So I\'m more or less familiar with how rebasing works, but up until recently I usually just did a git rebase -i HEAD~20
, and modified whatever needed to be modified
this will modify the hashes of all 20 commits, even if the only action I take is to squash the last two.
If by "the last two" you mean the most recent two commits in the history, then no, it won't.
Please be concrete, show the actual evidence you're looking at, the todo list you got and the one you executed.
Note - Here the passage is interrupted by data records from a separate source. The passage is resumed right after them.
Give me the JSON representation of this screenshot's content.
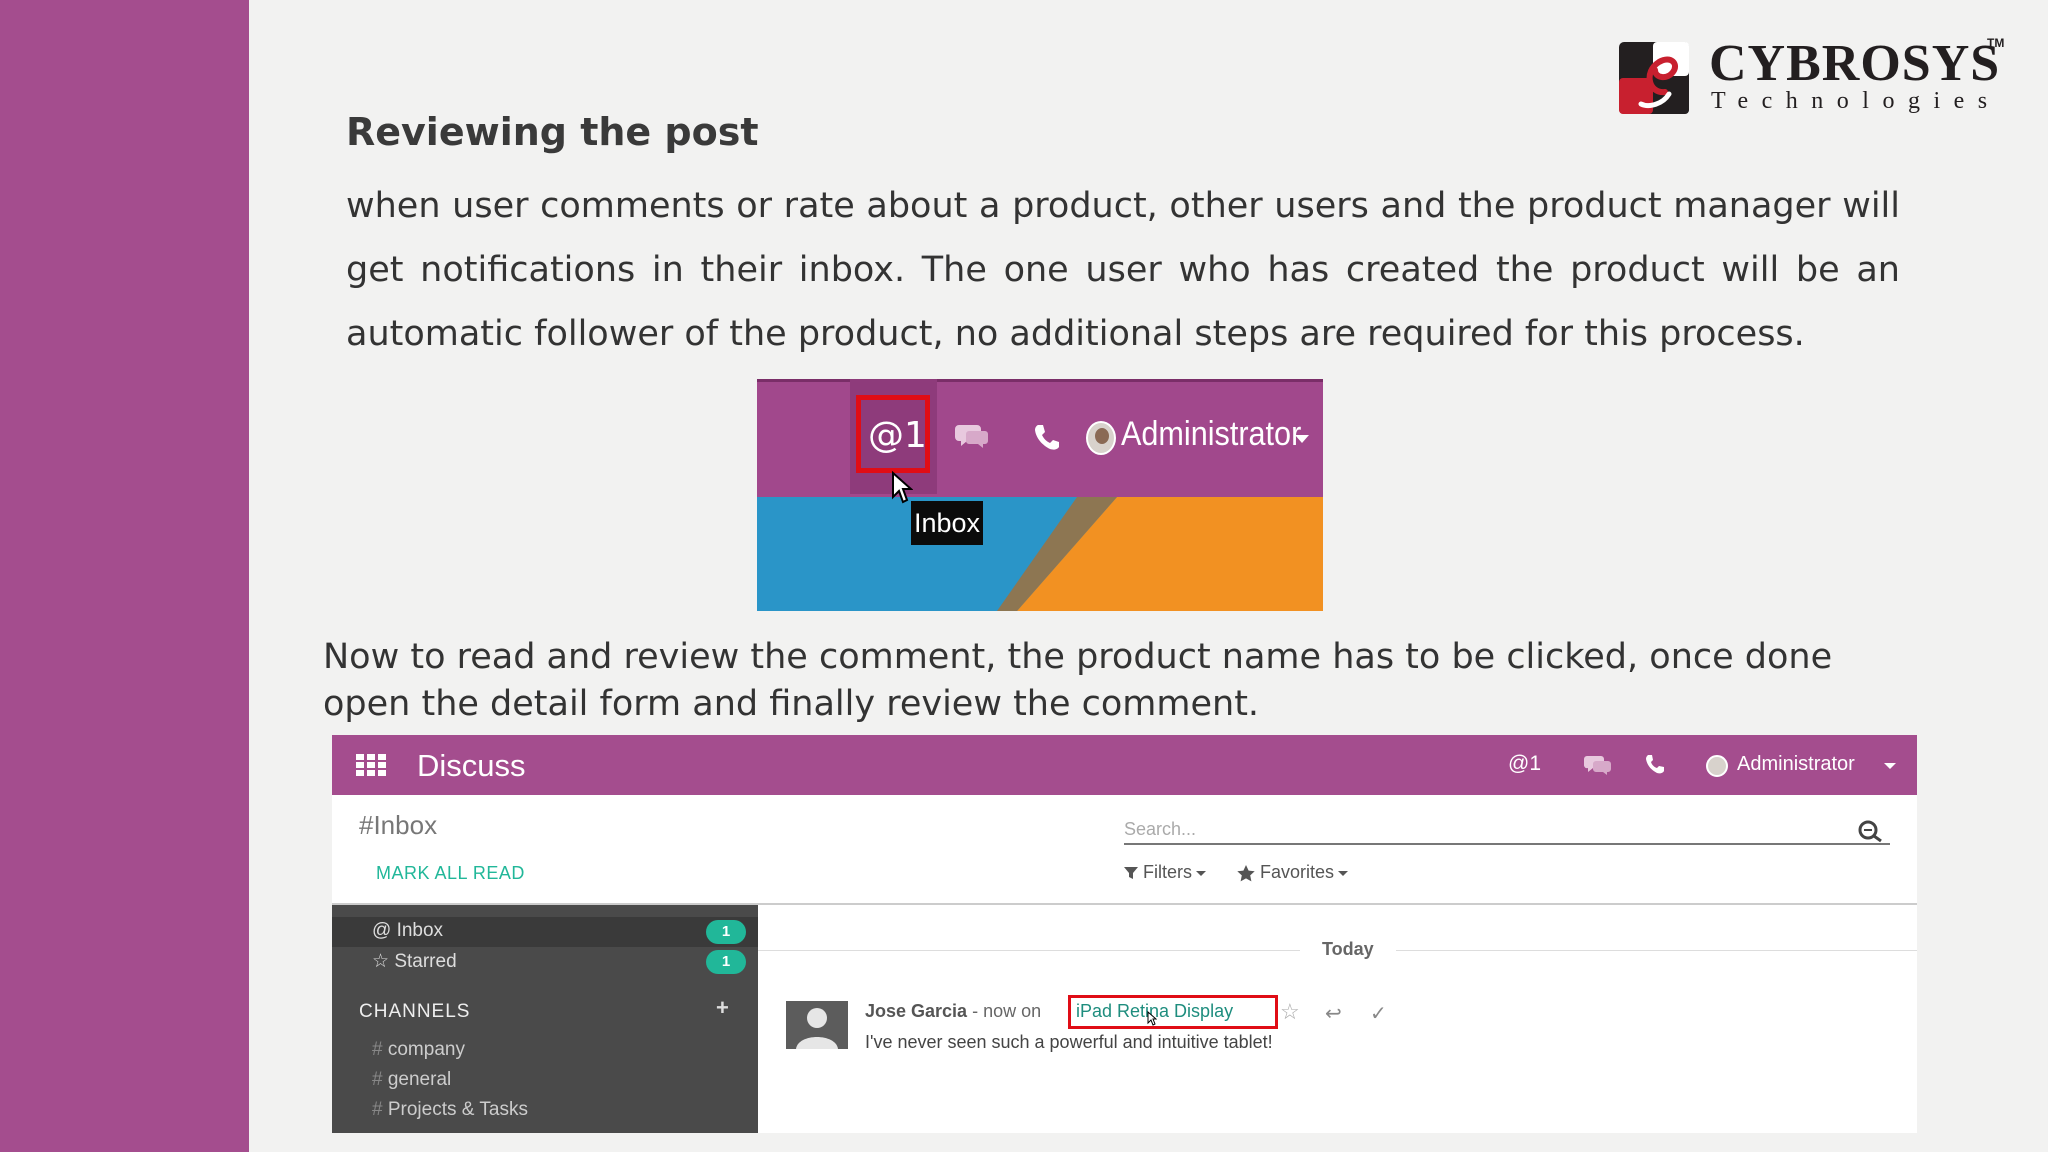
{
  "logo": {
    "name": "CYBROSYS",
    "trademark": "TM",
    "tagline": "Technologies",
    "colors": {
      "dark": "#231f20",
      "red": "#c8202f"
    }
  },
  "slide": {
    "title": "Reviewing the post",
    "paragraph_1": "when user comments or rate about a product, other users and the product manager will get notifications in their inbox. The one user who has created the product will be an automatic follower of the product, no additional steps are required for this process.",
    "paragraph_2": "Now to read and review the comment, the product name has to be clicked, once done open the detail form and finally review the comment.",
    "colors": {
      "accent_band": "#a44d8e",
      "background": "#f2f2f1"
    }
  },
  "screenshot_1": {
    "inbox_icon_text": "@1",
    "user_name": "Administrator",
    "tooltip": "Inbox",
    "icons": [
      "chat-icon",
      "phone-icon",
      "avatar-icon",
      "caret-down-icon",
      "cursor-icon"
    ],
    "colors": {
      "bar": "#a1488c",
      "highlight_box": "#e00d16",
      "bg_blue": "#2a95c8",
      "bg_orange": "#f29122"
    }
  },
  "screenshot_2": {
    "app_name": "Discuss",
    "navbar": {
      "inbox_counter": "@1",
      "user_name": "Administrator"
    },
    "channel_title": "#Inbox",
    "mark_all_read": "MARK ALL READ",
    "search": {
      "placeholder": "Search..."
    },
    "filters_label": "Filters",
    "favorites_label": "Favorites",
    "sidebar": {
      "items": [
        {
          "icon": "at-icon",
          "label": "Inbox",
          "badge": "1"
        },
        {
          "icon": "star-icon",
          "label": "Starred",
          "badge": "1"
        }
      ],
      "channels_header": "CHANNELS",
      "channels": [
        "company",
        "general",
        "Projects & Tasks"
      ]
    },
    "date_separator": "Today",
    "message": {
      "author": "Jose Garcia",
      "meta": "- now on",
      "record_link": "iPad Retina Display",
      "body": "I've never seen such a powerful and intuitive tablet!"
    },
    "colors": {
      "navbar": "#a44d8e",
      "badge": "#21b799",
      "link": "#1e8d7e",
      "sidebar": "#4a4a4a",
      "highlight_box": "#e00d16"
    }
  }
}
Characterizations are far too unreliablevulnerable to unshared context.
Here for instance is what happens when I squash the last two commits, as I understand it:
$ git log --oneline --reverse @{u}..
00f53a2 echo >master6
afcef3e echo >master7
1f55c48 echo >master8
c3197a0 echo >master9
d30bb35 (HEAD -> master) echo >master10
$ GIT_SEQUENCE_EDITOR='sed -i 5s/pick/squash/' git rebase -i
[detached HEAD 16dc80d] echo >master9
Date: Mon Feb 5 09:25:55 2018 -0800
2 files changed, 2 insertions(+)
create mode 100644 master10
create mode 100644 master9
Successfully rebased and updated refs/heads/master.
$ git log --oneline --reverse @{u}..
00f53a2 echo >master6
afcef3e echo >master7
1f55c48 echo >master8
16dc80d (HEAD -> master) echo >master9
$
you can see that the last two commits have been squashed together, the id's of all the commits whose history hasn't changed are left untouched.